Things I have tried, in order to reach a state where my life felt like it was all put together, where it was all in order, and to never again feel bad:
Meditating
Yoga
Reading lots of spiritual books
Attending workshops
Counseling, therapy, coaching
Raw foods diets (the books always talk about feeling so “clear” and “mentally alert”)
Workshops oriented around catharsis
There are more things that I could list off, but I’ll stop there–you get the picture. All the while, I was searching for something that the searching itself was going to keep me from finding–because all the while, I was “doing stuff” in order to maintain the illusion of control.
The hope was always this—that if I only meditated enough, or attended the right workshop, or got centered enough in yoga, perhaps I could stop the feelings of worthlessness, fear, and despair.
Perhaps, with enough personal development, I could get some ground under my feet and start to feel like I was a good person.
My history included suicidal depression, an eating disorder, cutting, and explosive rage, and I was mired in shame about all of it.
Undertaking a workshop or spiritual practice was both my penance as well as (I hoped) my doorway out of hell.
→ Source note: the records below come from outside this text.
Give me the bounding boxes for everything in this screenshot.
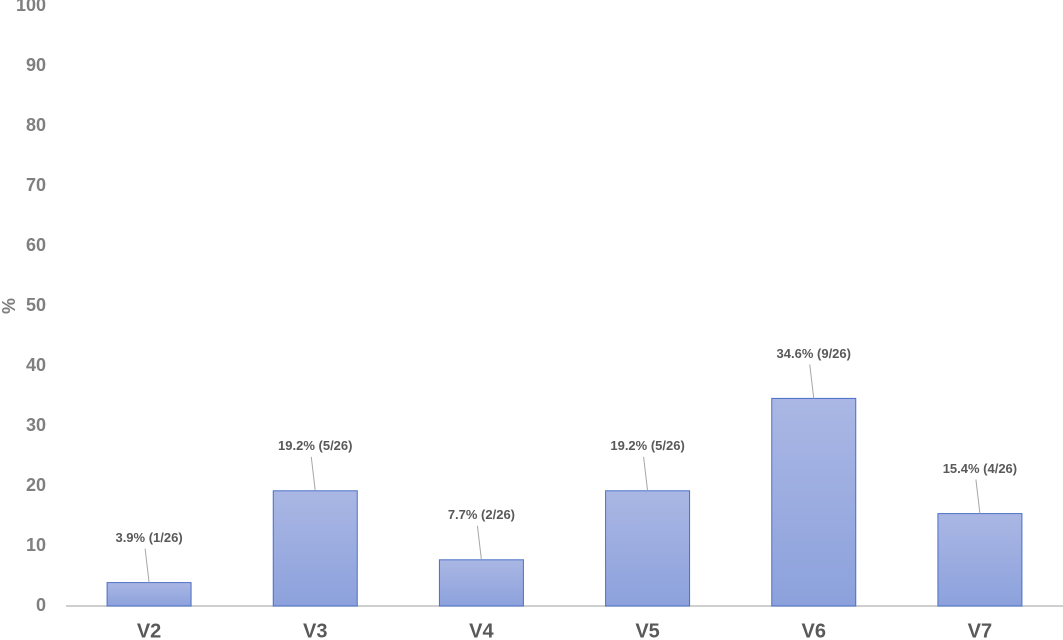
- y-tick-label: 20: [26, 475, 46, 495]
- y-axis-label: %: [0, 298, 19, 314]
- y-tick-label: 10: [26, 535, 46, 555]
- y-tick-label: 90: [26, 55, 46, 75]
- x-tick-label: V4: [469, 620, 494, 640]
- bar: [106, 582, 192, 607]
- y-tick-label: 40: [26, 355, 46, 375]
- y-tick-label: 80: [26, 115, 46, 135]
- leader-line: [310, 456, 316, 491]
- y-tick-label: 70: [26, 175, 46, 195]
- value-label: 19.2% (5/26): [278, 438, 352, 453]
- value-label: 19.2% (5/26): [610, 438, 684, 453]
- x-tick-label: V3: [303, 620, 327, 640]
- value-label: 3.9% (1/26): [115, 530, 182, 545]
- bar: [272, 490, 358, 607]
- leader-line: [144, 548, 150, 583]
- y-tick-label: 100: [16, 0, 46, 15]
- y-tick-label: 0: [36, 595, 46, 615]
- y-tick-label: 60: [26, 235, 46, 255]
- leader-line: [809, 364, 815, 399]
- value-label: 7.7% (2/26): [448, 507, 515, 522]
- leader-line: [643, 456, 649, 491]
- bar: [438, 559, 524, 607]
- x-tick-label: V7: [968, 620, 992, 640]
- leader-line: [476, 525, 482, 560]
- value-label: 34.6% (9/26): [777, 346, 851, 361]
- bar: [605, 490, 691, 607]
- x-tick-label: V6: [802, 620, 826, 640]
- bar: [937, 513, 1023, 607]
- x-tick-label: V5: [635, 620, 659, 640]
- y-tick-label: 50: [26, 295, 46, 315]
- y-tick-label: 30: [26, 415, 46, 435]
- leader-line: [975, 479, 981, 514]
- value-label: 15.4% (4/26): [943, 461, 1017, 476]
- x-tick-label: V2: [137, 620, 161, 640]
- bar: [771, 397, 857, 607]
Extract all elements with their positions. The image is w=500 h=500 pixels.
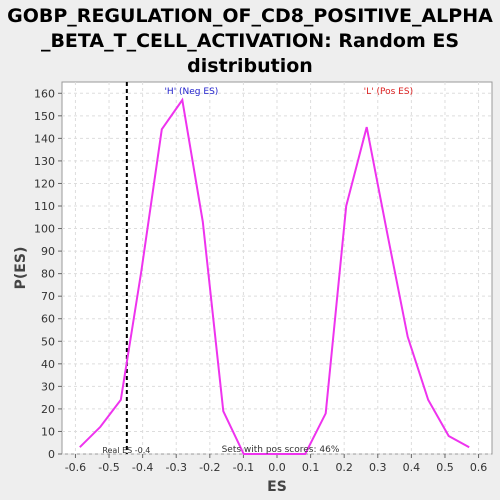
x-tick-label: 0.6 (470, 461, 488, 474)
x-tick-label: -0.3 (165, 461, 186, 474)
chart-title-line: GOBP_REGULATION_OF_CD8_POSITIVE_ALPHA (7, 5, 493, 27)
y-tick-label: 160 (34, 87, 55, 100)
random-es-series-line (79, 97, 470, 455)
x-tick-label: -0.4 (132, 461, 153, 474)
y-tick-label: 10 (41, 425, 55, 438)
y-axis-ticks: 0 10 20 30 40 50 60 70 80 90 100 110 120 130 140 150 160 (34, 87, 62, 461)
y-tick-label: 140 (34, 132, 55, 145)
y-tick-label: 150 (34, 110, 55, 123)
y-tick-label: 0 (48, 448, 55, 461)
y-tick-label: 20 (41, 403, 55, 416)
x-axis-ticks: -0.6 -0.5 -0.4 -0.3 -0.2 -0.1 0.0 0.1 0.2 0.3 0.4 0… (65, 454, 488, 474)
x-tick-label: -0.6 (65, 461, 86, 474)
y-tick-label: 60 (41, 313, 55, 326)
y-axis-label: P(ES) (13, 247, 29, 290)
x-tick-label: 0.1 (302, 461, 320, 474)
pos-es-label: 'L' (Pos ES) (364, 87, 413, 97)
pos-scores-label: Sets with pos scores: 46% (222, 445, 340, 455)
y-tick-label: 40 (41, 358, 55, 371)
x-tick-label: -0.1 (233, 461, 254, 474)
x-tick-label: 0.4 (403, 461, 421, 474)
y-tick-label: 80 (41, 268, 55, 281)
x-tick-label: 0.5 (436, 461, 454, 474)
y-tick-label: 70 (41, 290, 55, 303)
x-tick-label: 0.0 (268, 461, 286, 474)
x-tick-label: 0.2 (335, 461, 353, 474)
chart-title: GOBP_REGULATION_OF_CD8_POSITIVE_ALPHA _BE… (7, 5, 493, 77)
y-tick-label: 110 (34, 200, 55, 213)
y-tick-label: 130 (34, 155, 55, 168)
y-tick-label: 120 (34, 177, 55, 190)
y-tick-label: 90 (41, 245, 55, 258)
neg-es-label: 'H' (Neg ES) (164, 87, 218, 97)
x-axis-label: ES (267, 479, 287, 495)
x-tick-label: -0.5 (98, 461, 119, 474)
y-tick-label: 50 (41, 335, 55, 348)
x-tick-label: 0.3 (369, 461, 387, 474)
y-tick-label: 30 (41, 380, 55, 393)
chart-title-line: _BETA_T_CELL_ACTIVATION: Random ES (41, 30, 459, 52)
real-es-label: Real ES -0.4 (102, 446, 150, 455)
chart-title-line: distribution (187, 55, 313, 77)
y-tick-label: 100 (34, 223, 55, 236)
grid-lines (62, 82, 492, 455)
x-tick-label: -0.2 (199, 461, 220, 474)
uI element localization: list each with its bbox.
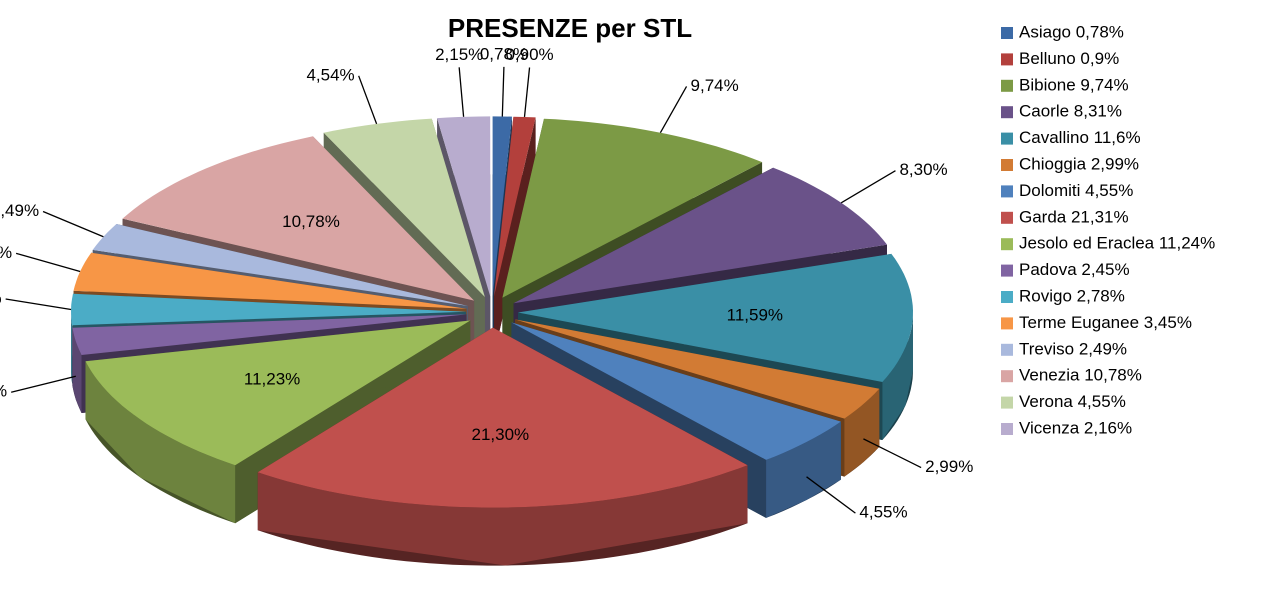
slice — [511, 322, 841, 460]
legend-swatch — [1001, 106, 1013, 119]
legend-label: Venezia 10,78% — [1019, 366, 1142, 385]
leader-line — [523, 67, 531, 118]
data-label: 9,74% — [691, 76, 739, 95]
legend-label: Rovigo 2,78% — [1019, 286, 1125, 305]
legend-swatch — [1001, 53, 1013, 66]
legend-label: Terme Euganee 3,45% — [1019, 313, 1192, 332]
legend-swatch — [1001, 27, 1013, 39]
legend-label: Vicenza 2,16% — [1019, 418, 1132, 437]
leader-line — [840, 170, 896, 204]
data-label: 4,55% — [859, 503, 907, 522]
legend-swatch — [1001, 185, 1013, 198]
slice-edge — [844, 388, 880, 477]
slice — [513, 167, 887, 304]
legend-label: Padova 2,45% — [1019, 260, 1130, 279]
legend-label: Asiago 0,78% — [1019, 22, 1124, 41]
legend-label: Dolomiti 4,55% — [1019, 181, 1133, 200]
slice — [71, 293, 467, 326]
slice — [492, 116, 512, 297]
legend-swatch — [1001, 370, 1013, 383]
data-label: 0,78% — [480, 44, 528, 63]
chart-title: PRESENZE per STL — [448, 13, 692, 43]
slice — [323, 118, 485, 297]
legend-swatch — [1001, 264, 1013, 277]
data-label: 2,78% — [0, 288, 2, 307]
slice — [494, 116, 536, 297]
slice — [92, 224, 469, 306]
legend-label: Verona 4,55% — [1019, 392, 1126, 411]
legend-swatch — [1001, 396, 1013, 409]
slice-edge — [257, 465, 748, 566]
legend-label: Jesolo ed Eraclea 11,24% — [1019, 234, 1215, 253]
legend-label: Chioggia 2,99% — [1019, 154, 1139, 173]
slice-edge — [882, 312, 913, 440]
data-label: 2,49% — [0, 201, 39, 220]
leader-line — [458, 67, 465, 117]
legend-label: Cavallino 11,6% — [1019, 128, 1141, 147]
leader-line — [10, 375, 76, 393]
legend-swatch — [1001, 159, 1013, 171]
legend-swatch — [1001, 291, 1013, 303]
legend-label: Bibione 9,74% — [1019, 75, 1129, 94]
slice — [122, 136, 475, 301]
legend-swatch — [1001, 211, 1013, 224]
slice — [85, 320, 471, 466]
legend-swatch — [1001, 343, 1013, 356]
legend-label: Treviso 2,49% — [1019, 339, 1127, 358]
legend-swatch — [1001, 317, 1013, 330]
slice — [72, 314, 467, 355]
slice-edge — [766, 421, 841, 518]
leader-line — [15, 252, 81, 273]
slice — [437, 116, 491, 297]
data-label: 11,23% — [244, 369, 300, 388]
slice — [517, 253, 913, 382]
data-label: 0,90% — [505, 45, 553, 64]
legend-swatch — [1001, 79, 1013, 92]
data-label: 4,54% — [306, 65, 354, 84]
leader-line — [42, 210, 104, 238]
legend-label: Garda 21,31% — [1019, 207, 1129, 226]
slice-edge — [85, 361, 236, 524]
data-label: 11,59% — [727, 305, 783, 324]
data-label: 8,30% — [899, 160, 947, 179]
leader-line — [501, 66, 505, 117]
legend-swatch — [1001, 132, 1013, 145]
leader-line — [5, 298, 72, 311]
slice-edge — [71, 311, 73, 384]
legend-label: Caorle 8,31% — [1019, 102, 1122, 121]
data-label: 2,99% — [925, 457, 973, 476]
slice-edge — [72, 327, 82, 413]
leader-line — [358, 75, 378, 125]
data-label: 2,15% — [435, 45, 483, 64]
data-label: 10,78% — [282, 212, 340, 231]
slice — [73, 252, 467, 309]
data-label: 3,45% — [0, 243, 12, 262]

Read Also: 9 Ways to Bounce Back From Failure
The Illusion of Control
Iyanla VanZant calls control “the number one human addiction.”
I wholeheartedly agree.
When we’re in control, we’re on a high. Life is going our way, and we love believing that it was our little will that made it happen, and that if we continue to exert our will, we’ll continue to be in control.
It’s a dangerous illusion, because the flipside will inevitably circle back around:
Life will hand us circumstances that we cannot control. Sometimes life will even hand us exactly what we believed we wanted the entire time, and we’ll find ourselves unable to enjoy it–or to control how we feel about that!
And like true addicts, few of us acknowledge that we have a problem. We’re in denial. I meet very, very few people who are willing to acknowledge their control issues. Instead, they say things like this:
“I’m not trying to control anything–isn’t it right to expect that if someone says they’re going to do something, they should do it?”
Being right? Expectations? Should?
These words point straight to the heart of control.
Control will put you under the illusion that your perspective is the “right” one, that expectations get you anywhere, and that “shoulds” are effective in changing other people’s behavior.
“If I just put my mind to it, I know that I will make it happen.”
Might be true–but if it doesn’t happen, what then? An addiction to control will have you worrying in the background the entire time, fixated on getting that fix at all costs. What if it doesn’t happen? Cue depression, rage, or your withdrawal symptom of choice.
Control is only ever an illusion. It doesn’t exist. We think it exists, but that’s only an outside appearance–a coincidence of sorts in which factors that were visible appear to come together.